他の哺乳類が出産直後20分もすれば、ヨロヨロしながらも立ち上がるのに対し、ヒトの新生児が何とか歩き始めるのが、ほぼ10ヵ月後位ですから、まあそんなところでしょう。

他の動物が、生まれながらに既にその動物として存在できていることと比較して、ヒトは生まれただけでは、ヒトとしての最も基本的な特徴である、直立二足歩行さえ出来ません。
ヒトとしての動物的特長さえままならない、極めて無力な状態で生まれると言っていいでしょう。

ヒトは社会の中で有機的なつながりを持ちながら、長い教育・学習を経ることで初めて人間になる訳です。
そのことを残酷な形で逆に証明したのが、アマラとカマラの「狼少女」だったと言うことでしょうね。

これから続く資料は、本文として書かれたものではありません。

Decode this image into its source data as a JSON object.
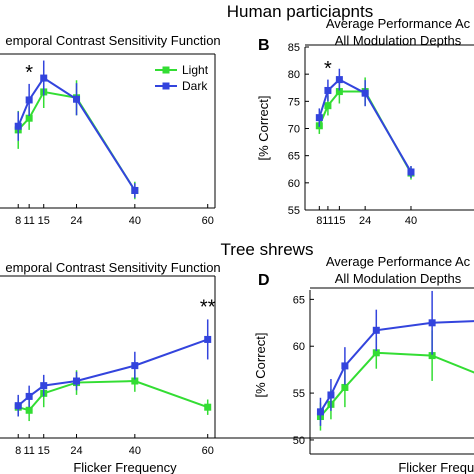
{
  "figure": {
    "row_titles": [
      "Human particiapnts",
      "Tree shrews"
    ],
    "xlabel": "Flicker Frequency"
  },
  "chart_data": [
    {
      "type": "line",
      "panel": "A",
      "panel_label": "",
      "title_lines": [
        "emporal Contrast Sensitivity Function"
      ],
      "ylabel": "",
      "x": [
        8,
        11,
        15,
        24,
        40,
        60
      ],
      "xticks": [
        "8",
        "11",
        "15",
        "24",
        "40",
        "60"
      ],
      "xlim": [
        3,
        62
      ],
      "ylim": [
        0,
        1
      ],
      "yticks": [],
      "show_xlabel": false,
      "legend": "top-right",
      "series": [
        {
          "name": "Light",
          "color": "#33dd33",
          "points": [
            [
              8,
              0.535
            ],
            [
              11,
              0.615
            ],
            [
              15,
              0.795
            ],
            [
              24,
              0.755
            ],
            [
              40,
              0.12
            ]
          ],
          "errors": [
            0.13,
            0.08,
            0.11,
            0.12,
            0.06
          ]
        },
        {
          "name": "Dark",
          "color": "#3344dd",
          "points": [
            [
              8,
              0.56
            ],
            [
              11,
              0.74
            ],
            [
              15,
              0.89
            ],
            [
              24,
              0.745
            ],
            [
              40,
              0.12
            ]
          ],
          "errors": [
            0.1,
            0.11,
            0.12,
            0.11,
            0.05
          ]
        }
      ],
      "annotations": [
        {
          "text": "*",
          "x": 11,
          "y": 0.94
        }
      ]
    },
    {
      "type": "line",
      "panel": "B",
      "panel_label": "B",
      "title_lines": [
        "Average Performance Ac",
        "All Modulation Depths"
      ],
      "ylabel": "[% Correct]",
      "x": [
        8,
        11,
        15,
        24,
        40
      ],
      "xticks": [
        "8",
        "11",
        "15",
        "24",
        "40"
      ],
      "xlim": [
        3,
        62
      ],
      "ylim": [
        55,
        85
      ],
      "yticks": [
        55,
        60,
        65,
        70,
        75,
        80,
        85
      ],
      "show_xlabel": false,
      "legend": "",
      "series": [
        {
          "name": "Light",
          "color": "#33dd33",
          "points": [
            [
              8,
              70.5
            ],
            [
              11,
              74.2
            ],
            [
              15,
              76.8
            ],
            [
              24,
              76.8
            ],
            [
              40,
              61.8
            ]
          ],
          "errors": [
            1.5,
            1.8,
            2.2,
            2.6,
            1.2
          ]
        },
        {
          "name": "Dark",
          "color": "#3344dd",
          "points": [
            [
              8,
              72.0
            ],
            [
              11,
              77.0
            ],
            [
              15,
              79.0
            ],
            [
              24,
              76.5
            ],
            [
              40,
              62.0
            ]
          ],
          "errors": [
            1.7,
            2.0,
            2.0,
            2.4,
            1.1
          ]
        }
      ],
      "annotations": [
        {
          "text": "*",
          "x": 11,
          "y": 81.3
        }
      ]
    },
    {
      "type": "line",
      "panel": "C",
      "panel_label": "",
      "title_lines": [
        "emporal Contrast Sensitivity Function"
      ],
      "ylabel": "",
      "x": [
        8,
        11,
        15,
        24,
        40,
        60
      ],
      "xticks": [
        "8",
        "11",
        "15",
        "24",
        "40",
        "60"
      ],
      "xlim": [
        3,
        62
      ],
      "ylim": [
        0,
        1
      ],
      "yticks": [],
      "show_xlabel": true,
      "legend": "",
      "series": [
        {
          "name": "Light",
          "color": "#33dd33",
          "points": [
            [
              8,
              0.2
            ],
            [
              11,
              0.18
            ],
            [
              15,
              0.29
            ],
            [
              24,
              0.36
            ],
            [
              40,
              0.37
            ],
            [
              60,
              0.2
            ]
          ],
          "errors": [
            0.06,
            0.07,
            0.09,
            0.08,
            0.07,
            0.05
          ]
        },
        {
          "name": "Dark",
          "color": "#3344dd",
          "points": [
            [
              8,
              0.21
            ],
            [
              11,
              0.27
            ],
            [
              15,
              0.34
            ],
            [
              24,
              0.37
            ],
            [
              40,
              0.47
            ],
            [
              60,
              0.64
            ]
          ],
          "errors": [
            0.07,
            0.07,
            0.07,
            0.06,
            0.09,
            0.13
          ]
        }
      ],
      "annotations": [
        {
          "text": "**",
          "x": 60,
          "y": 0.86
        }
      ]
    },
    {
      "type": "line",
      "panel": "D",
      "panel_label": "D",
      "title_lines": [
        "Average Performance Ac",
        "All Modulation Depths"
      ],
      "ylabel": "[% Correct]",
      "x": [
        8,
        11,
        15,
        24,
        40,
        60
      ],
      "xticks": [],
      "xlim": [
        5,
        52
      ],
      "ylim": [
        48.5,
        66
      ],
      "yticks": [
        50,
        55,
        60,
        65
      ],
      "show_xlabel": true,
      "legend": "",
      "series": [
        {
          "name": "Light",
          "color": "#33dd33",
          "points": [
            [
              8,
              52.5
            ],
            [
              11,
              53.8
            ],
            [
              15,
              55.6
            ],
            [
              24,
              59.3
            ],
            [
              40,
              59.0
            ],
            [
              60,
              56.0
            ]
          ],
          "errors": [
            1.5,
            1.6,
            2.1,
            1.7,
            2.7,
            2.0
          ]
        },
        {
          "name": "Dark",
          "color": "#3344dd",
          "points": [
            [
              8,
              53.0
            ],
            [
              11,
              54.8
            ],
            [
              15,
              57.9
            ],
            [
              24,
              61.7
            ],
            [
              40,
              62.5
            ],
            [
              60,
              62.8
            ]
          ],
          "errors": [
            1.5,
            1.7,
            2.0,
            2.2,
            3.4,
            2.2
          ]
        }
      ],
      "annotations": []
    }
  ]
}
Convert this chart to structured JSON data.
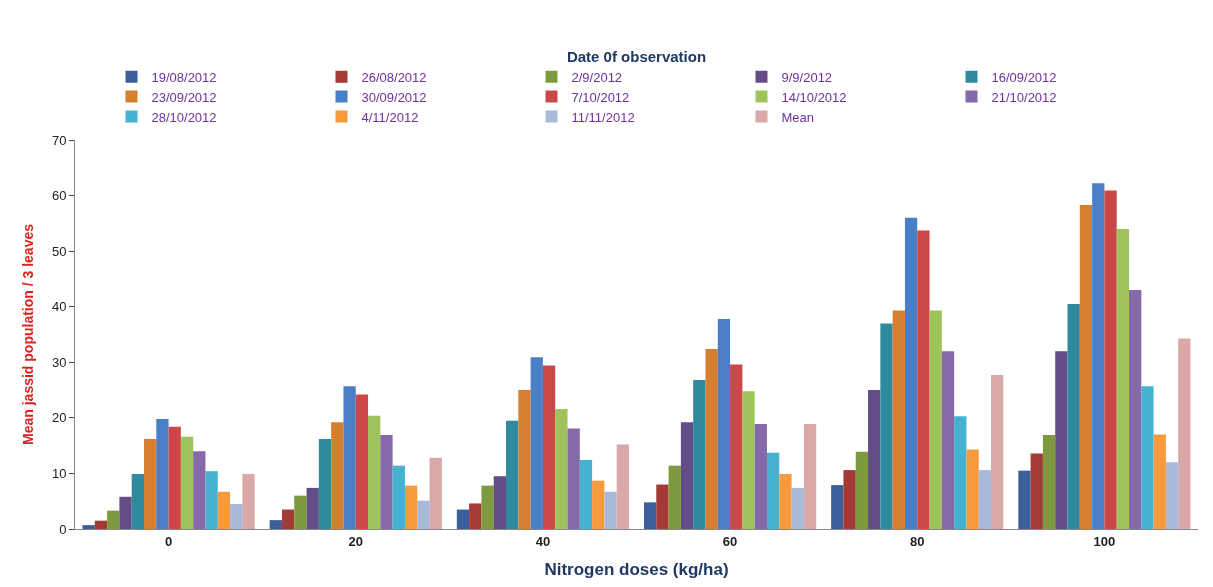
{
  "chart_data": {
    "type": "bar",
    "xlabel": "Nitrogen doses (kg/ha)",
    "ylabel": "Mean jassid population / 3 leaves",
    "legend_title": "Date 0f observation",
    "legend": "top",
    "categories": [
      "0",
      "20",
      "40",
      "60",
      "80",
      "100"
    ],
    "ylim": [
      0,
      70
    ],
    "yticks": [
      0,
      10,
      20,
      30,
      40,
      50,
      60,
      70
    ],
    "series": [
      {
        "name": "19/08/2012",
        "color": "#3c5f9a",
        "values": [
          0.7,
          1.6,
          3.5,
          4.8,
          7.9,
          10.5
        ]
      },
      {
        "name": "26/08/2012",
        "color": "#a33a36",
        "values": [
          1.5,
          3.5,
          4.6,
          8.0,
          10.6,
          13.6
        ]
      },
      {
        "name": "2/9/2012",
        "color": "#7e9a3f",
        "values": [
          3.3,
          6.0,
          7.8,
          11.4,
          13.9,
          16.9
        ]
      },
      {
        "name": "9/9/2012",
        "color": "#634d85",
        "values": [
          5.8,
          7.4,
          9.5,
          19.2,
          25.0,
          32.0
        ]
      },
      {
        "name": "16/09/2012",
        "color": "#2f8a9e",
        "values": [
          9.9,
          16.2,
          19.5,
          26.8,
          37.0,
          40.5
        ]
      },
      {
        "name": "23/09/2012",
        "color": "#d67f30",
        "values": [
          16.2,
          19.2,
          25.0,
          32.4,
          39.3,
          58.3
        ]
      },
      {
        "name": "30/09/2012",
        "color": "#4a7fc8",
        "values": [
          19.8,
          25.7,
          30.9,
          37.8,
          56.0,
          62.2
        ]
      },
      {
        "name": "7/10/2012",
        "color": "#cc4747",
        "values": [
          18.4,
          24.2,
          29.4,
          29.6,
          53.7,
          60.9
        ]
      },
      {
        "name": "14/10/2012",
        "color": "#9dc35a",
        "values": [
          16.6,
          20.4,
          21.6,
          24.8,
          39.3,
          54.0
        ]
      },
      {
        "name": "21/10/2012",
        "color": "#8669a8",
        "values": [
          14.0,
          16.9,
          18.1,
          18.9,
          32.0,
          43.0
        ]
      },
      {
        "name": "28/10/2012",
        "color": "#45b3cf",
        "values": [
          10.4,
          11.4,
          12.4,
          13.7,
          20.3,
          25.7
        ]
      },
      {
        "name": "4/11/2012",
        "color": "#f79a3e",
        "values": [
          6.7,
          7.8,
          8.7,
          9.9,
          14.3,
          17.0
        ]
      },
      {
        "name": "11/11/2012",
        "color": "#a9b9da",
        "values": [
          4.5,
          5.1,
          6.7,
          7.4,
          10.6,
          12.0
        ]
      },
      {
        "name": "Mean",
        "color": "#d9a8a8",
        "values": [
          9.9,
          12.8,
          15.2,
          18.9,
          27.7,
          34.3
        ]
      }
    ]
  }
}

彼女達も生まれたときには、他の新生児と同じく「人間としての資質」は持って生まれた筈です。しかし人間の社会から切り離されて育てられた。
そのことによって、彼女達の脳に、社会的なプログラム、ネットワークが築かれなかった。
そしてそのことは単に、彼女達の意識や知的能力が育たなかったと言うに留まらず、身体まで人間的特徴を損なった形で育ってしまったと言うことです。

(最近この狼少女の話が、 真っ赤な嘘、つまり捏造であったらしいことを知りました。若しそれが本当なら罪なことです)

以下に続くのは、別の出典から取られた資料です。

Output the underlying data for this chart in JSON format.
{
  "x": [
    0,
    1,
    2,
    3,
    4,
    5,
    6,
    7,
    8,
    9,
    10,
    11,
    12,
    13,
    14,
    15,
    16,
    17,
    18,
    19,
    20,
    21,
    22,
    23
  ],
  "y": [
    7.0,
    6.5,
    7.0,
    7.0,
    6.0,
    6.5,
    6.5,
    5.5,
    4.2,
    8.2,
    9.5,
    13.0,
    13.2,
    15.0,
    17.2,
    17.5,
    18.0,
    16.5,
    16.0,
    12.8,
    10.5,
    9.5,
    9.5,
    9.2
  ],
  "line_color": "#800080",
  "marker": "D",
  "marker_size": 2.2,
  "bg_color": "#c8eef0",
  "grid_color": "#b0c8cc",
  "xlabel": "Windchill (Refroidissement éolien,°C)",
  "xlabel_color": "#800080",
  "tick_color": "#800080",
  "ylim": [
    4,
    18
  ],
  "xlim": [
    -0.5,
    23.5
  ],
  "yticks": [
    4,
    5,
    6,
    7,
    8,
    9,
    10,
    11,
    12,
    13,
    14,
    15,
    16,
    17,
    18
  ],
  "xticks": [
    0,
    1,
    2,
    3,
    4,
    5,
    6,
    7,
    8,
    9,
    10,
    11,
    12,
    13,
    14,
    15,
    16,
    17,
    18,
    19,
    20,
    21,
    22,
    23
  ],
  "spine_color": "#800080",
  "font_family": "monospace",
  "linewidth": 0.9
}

「人間は社会的な存在だ」と言う言い方は、単に社会の中で暮らしていると言う外的なものでなく、社会は人間そのものの内面だ、と言って良いと思います。
狼少女の例だけでなく、最近のいわゆる「ネグレスト」でも同じことが言える訳で、社会を荒廃させたまま、単に「人間性」の重要性だけ説いても、あまり意味が有るとは思いませんが皆さんどうですか?

言葉と、道具を使っての労働への道、総じて社会的な存在、これが他の動物からの、人間だけの「飛躍」だと思います。

他の動物との「連続」を認めることで、人間の神秘性への祀り上げを批判するとともに、「飛躍」を認めることで、社会ダーウィニズムや優生思想など、動物進化の法則や遺伝の法則の、安易な社会への持ち込みに反対する。
両方を統一的に考えることが大事なんじゃないかと思う、「今日この頃」です。